Wie hoch ist in Ansbach die Zahl der weiblichen Mitglieder im Stadtrat? So lautete sinngemäß eine der Fragen. Die Teilhabe von Frauen in der Politik nahm eine Umfrage in den Blick. Das Frauennetzwerk Ansbach widmete sich dem Thema am Samstag mit der Gleichstellungsstelle der Stadt. Nun steht es an, die Antworten auszuwerten.
Den Anlass bildete die nächste Kommunalwahl in Bayern am Sonntag, 8. März. In Ansbach gilt es, eine Oberbürgermeisterin oder einen Oberbürgermeister zu wählen und 40 Sitze im Stadtrat zu besetzen. „Frau, Du hast die Wahl!”, hieß es am Samstag an dem Pavillon zur Umfrage. Wie viele Menschen sich beteiligten und was sie antworteten, wertet die Gleichstellungsbeauftragte der Stadt, Lisa-Marie Buntebarth, jetzt aus.
Bereits jetzt konnte sie jedoch sagen, dass „wir immer gut im Gespräch waren”. Viele seien an dem Vormittag in der Altstadt dazu bereit gewesen, sich zu äußern.
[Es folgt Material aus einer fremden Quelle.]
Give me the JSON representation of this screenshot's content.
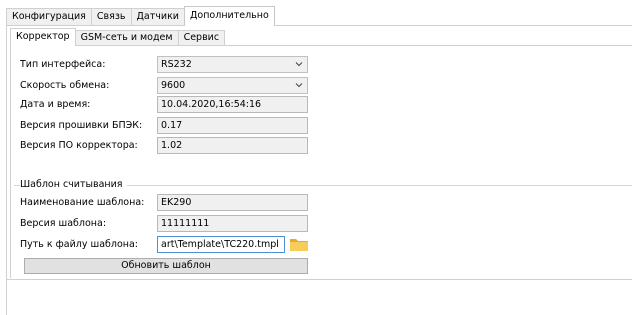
{
  "top_tabs": [
    "Конфигурация",
    "Связь",
    "Датчики",
    "Дополнительно"
  ],
  "active_top_tab": "Дополнительно",
  "sub_tabs": [
    "Корректор",
    "GSM-сеть и модем",
    "Сервис"
  ],
  "active_sub_tab": "Корректор",
  "settings": {
    "interface_type": {
      "label": "Тип интерфейса:",
      "value": "RS232"
    },
    "baud_rate": {
      "label": "Скорость обмена:",
      "value": "9600"
    },
    "datetime": {
      "label": "Дата и время:",
      "value": "10.04.2020,16:54:16"
    },
    "bpek_firmware": {
      "label": "Версия прошивки БПЭК:",
      "value": "0.17"
    },
    "corrector_version": {
      "label": "Версия ПО корректора:",
      "value": "1.02"
    }
  },
  "template_group": {
    "title": "Шаблон считывания",
    "name": {
      "label": "Наименование шаблона:",
      "value": "EK290"
    },
    "version": {
      "label": "Версия шаблона:",
      "value": "11111111"
    },
    "path": {
      "label": "Путь к файлу шаблона:",
      "value": "art\\Template\\TC220.tmpl"
    },
    "folder_icon": "folder-icon",
    "update_button": "Обновить шаблон"
  },
  "colors": {
    "tab_border": "#d0d0d0",
    "field_bg": "#f0f0f0",
    "focus_border": "#4a90d9",
    "folder": "#f5c542"
  }
}
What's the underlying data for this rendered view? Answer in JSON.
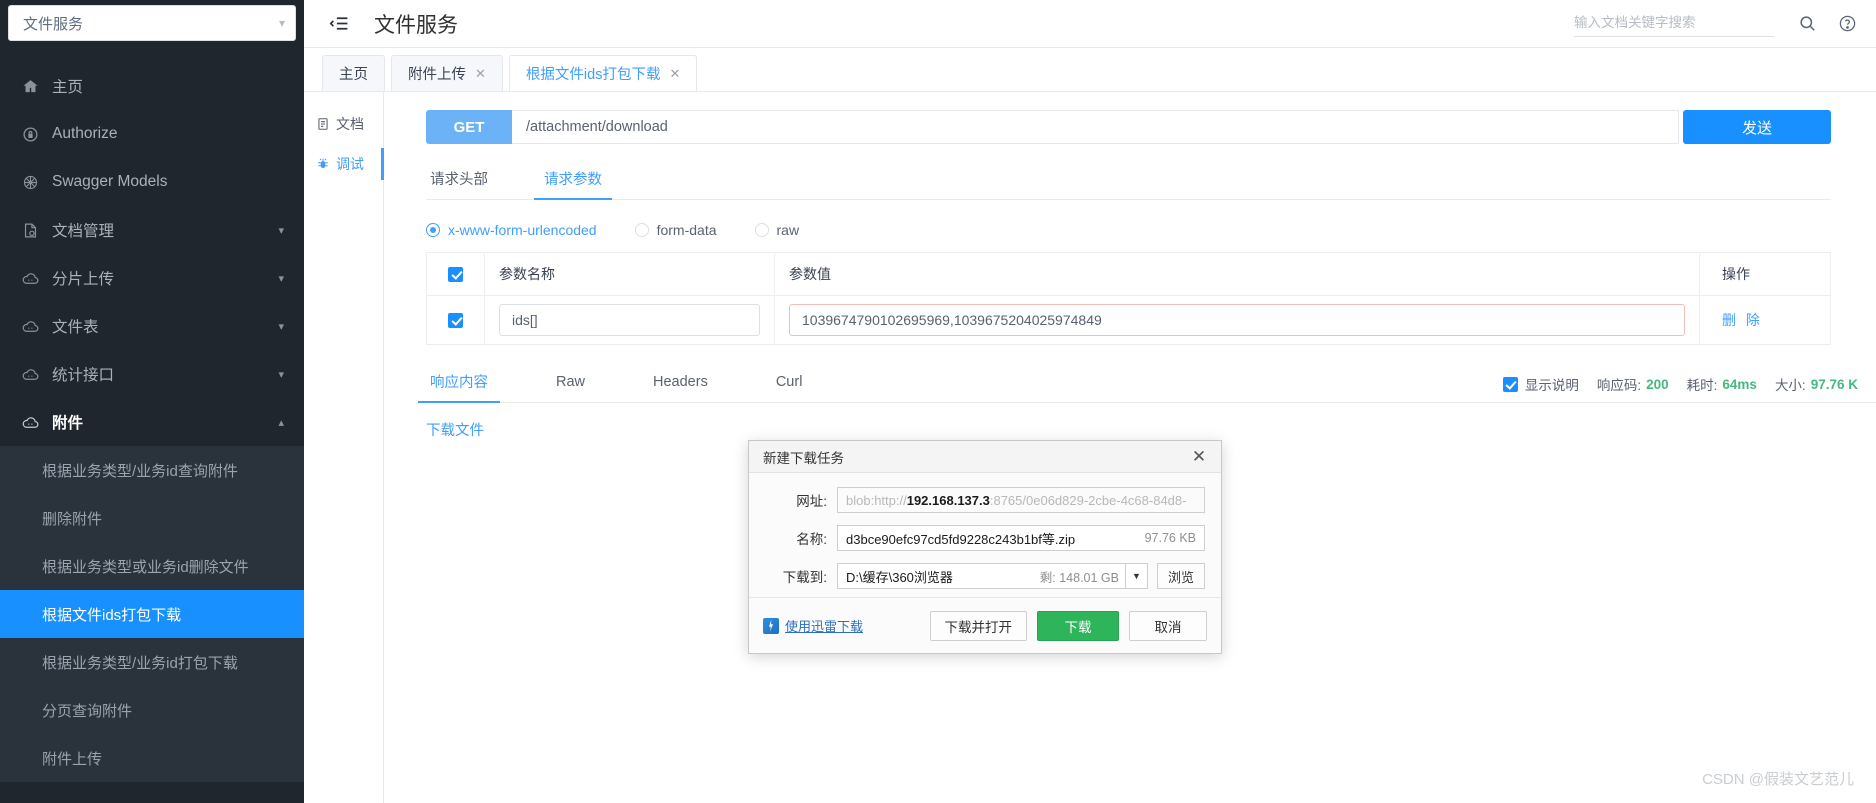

Parallel lief an dem Tag eine Online-Umfrage. „Mit der Aktion soll eine Sensibilisierung für den Anteil an Frauen in der Politik geschehen und ein Impuls zum Reflektieren des eigenen Wahlverhaltens gesetzt werden”, hatte die Kommune angekündigt.
Repräsentativ ist die Umfrage nicht, sondern eine kleine Stichprobe, wie die Gleichstellungsbeauftragte betonte. Vor Ort in der Uzstraße befragten mit Dr. Janina Dillig, Nina Haas und Annette Lederer-Heer drei Vertreterinnen des Frauennetzwerks sowie Lisa-Marie Buntebarth und ihr Kollege Ingo Bunk aus der Gleichstellungsstelle die Passantinnen und Passanten.
„Wir haben im Ansbacher Frauennetzwerk schon vor sechs Jahren diese Befragung ausgeführt – mit nahezu den gleichen Fragen”, erinnerte Lisa-Marie Buntebarth. Dies mache es nun möglich, zu vergleichen.
Vor sechs Jahren, also damals gleichermaßen im Umfeld der Kommunalwahl, hätten die Beteiligten lediglich Frauen angesprochen, diesmal auch Männer. Sich damit zu befassen, wie sich der Frauenanteil gestaltet, sei auch für diese bedeutsam. Außerdem treffen Männer laut den Worten der Gleichstellungsbeauftragten ja ebenfalls Wahlentscheidungen.
Der Anteil der Frauen im Stadtrat liegt bei rund 22 Prozent, wenn 41 Sitze zugrunde gelegt sind, also Oberbürgermeister Thomas Deffner inbegriffen ist. So schilderte es Lisa-Marie Buntebarth. Dies „wissen manche, aber andere müssen nachdenken und schätzen dann oft zwar schon richtig”, wunderten sich allerdings auch.
In der Umfrage vor sechs Jahren hätten sich um die 78 Prozent der befragten Frauen 50 Prozent Frauenanteil gewünscht. „Die Realität ist dann ja aber eine andere, wie viele auch tatsächlich gewählt werden.”
In erster Linie stimmten Menschen für eine politische Ausrichtung. Dies sage auch die Forschung. Daneben jedoch gibt es laut Lisa-Marie Buntebarths Worten andere Kategorien, die mitentscheidend sein könnten, wer wem ihre oder seine Stimmen gibt, zum Beispiel Alter, Beruf oder eben Geschlecht.